EspañolVenezuela’s Supreme Tribunal of Justice (TSJ) has shown its support for the National Assembly (AN) President Diosdado Cabello, following recent international media reports indicating that US authorities are investigating him as the presumed head of the Los Soles narco-trafficking cartel.
Scarcely 24 hours after the Wall Street Journal published an article recording extensive evidence that the DEA and US judicial bodies are investigating senior Venezuelan officials for their ties to organized drug crime, the TSJ reported that it wouldn’t be carrying out investigations into the allegations, asserting that it supported Cabello for “his enormous sacrifice and achievements.”
The TSJ, Venezuela’s highest court, has the duty of administering national justice in an impartial manner, and declaring whether or not charges against any public official have merit. On Wednesday, May 20, it found that “there are underlying factors abroad, instigating actions to discredit Venezuelan institutions.”
As a result, the tribunal rejected “the continued conspiratorial aggressions against the Venezuelan state, consisting of baseless accusations which have as a fixed, visible object those authorities that exercise responsibilities legitimately such as the president of the legislative power.”
As such, the TSJ supported Cabello without mentioning any possibility of opening and investigation to ascertain the truth or otherwise over the claims put forward by the Wall Street Journal, Spanish daily ABC, and other media outlets.
Instead, in a statement of support for the senior government official, it argued that “such claims, linked to murky interests, repeat and encourage undue media suggestions that try to describe situations that aren’t supported in any truthful or possible basis, and which don’t fall within the national judicial orbit or have any legal nature. As we know, allegations lacking truth carry punishments outlined in national law.”
Venezuelans have argued that the “immediate” reaction of the judicial body “is further evidence that in Venezuela there’s no independence of the public powers.”
Luego de lo declarado por el TSJ, no queda pieza sana del Estado venezolano…menos autonomía de sus poderes… República forajida, eso es.
— Asdrúbal Aguiar (@asdrubalaguiar) May 21, 2015
“After the statement by the TSJ, there’s no sane part left of the Venezuelan state, still less separation of powers.

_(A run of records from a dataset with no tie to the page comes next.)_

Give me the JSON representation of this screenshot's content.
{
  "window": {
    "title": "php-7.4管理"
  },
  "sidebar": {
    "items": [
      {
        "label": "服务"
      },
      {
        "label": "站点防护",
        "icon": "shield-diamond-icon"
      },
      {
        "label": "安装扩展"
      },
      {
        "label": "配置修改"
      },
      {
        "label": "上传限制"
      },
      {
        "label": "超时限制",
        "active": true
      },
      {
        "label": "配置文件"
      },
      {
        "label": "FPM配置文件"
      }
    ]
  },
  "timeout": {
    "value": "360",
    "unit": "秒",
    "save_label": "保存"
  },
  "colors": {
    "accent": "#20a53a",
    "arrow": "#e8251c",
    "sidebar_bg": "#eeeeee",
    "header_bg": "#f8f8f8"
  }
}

An outlaw republic, that’s what it is.”
La obscena posición del TSJ nos ratifica nuestra indefensión colectiva.
— Victor Maldonado C. 🇻🇪 (@vjmc) May 21, 2015
“The obscene position of the TSJ confirms our collective defenselessness.”
Se solidarizan en la AN, en el TSJ, en la Fiscalía, en Miraflores, en las FANB … después no se quejen de que se hable de narco estado.
— Mari Montes 🇻🇪 ⚾️🐾🫓🎵💜✝️🏳️🌈 (@porlagoma) May 20, 2015
“They’re closing ranks in the AN, the TSJ, the Attorney General’s Office, in the presidential palace, in the armed forces … don’t complain afterwards when they talk about a narco state.”
“Strange, absurd, and grave,” were the words used by criminal lawyer Alberto Arteaga to describe the TSJ’s support for Cabello. He denounced that the tribunal has “taken sides” to support the number-one figure in the governing Socialist Party (PSUV) after President Nicolás Maduro.
“It deals with the highest court of the republic called to resolve legal conflicts in an impartial way, and it shouldn’t take sides in any way … it doesn’t fall to the TSJ to support Cabello … it isn’t, or it shouldn’t be, a political body,” he added.
Information is a Crime?
According to US media, as well as Cabello, current governor of Aragua State Tareck El Aissami; National Guard Commander Néstor Reverol and General Luis Motta Domínguez; and Industry Minister José David Cabello (the AN president’s brother) are all in the sights of US prosecutors.
On May 20, the New York Times — which has previously published opinion articles by Cabello and Maduro in 2014 and 2015 respectively — confirmed the news reported by ABC in January and the WSJ this week: “The investigation, which involves allegations of money laundering and trafficking, is being led by the Drug Enforcement Administration and is focused on one of Venezuela’s most powerful politicians, Diosdado Cabello.”
“If tomorrow these people that accuse me present a single item of proof, then condemn me,” Cabello said in a speech to the National Assembly. Maduro meanwhile warned: “whoever messes with Diosdado Cabello messes with me,” and said he would begin a “national and international campaign in support of Diosdado and Tareck [El Aissami].”
Diosdado similarly threatened those national broadcasters that republished the news implicating him in drug trafficking: “To all those media outlets that reproduced the story, we’ll see you in court.” Cabello has already brought legal action against dailies Tal Cual and El Nacional, as well as web portal La Patilla.
The bloc of government congressmen in the National Assembly also delivered a petition to the Attorney General’s office to ask it to pursue the legal claim of defamation made by Cabello. While any formal hearing is yet to begin, judicial authorities have already prohibited 22 newspaper and media managers from leaving the country as a result of the claim.
Arteaga described the sanctions against independent Venezuelan media outlets as “crazy.”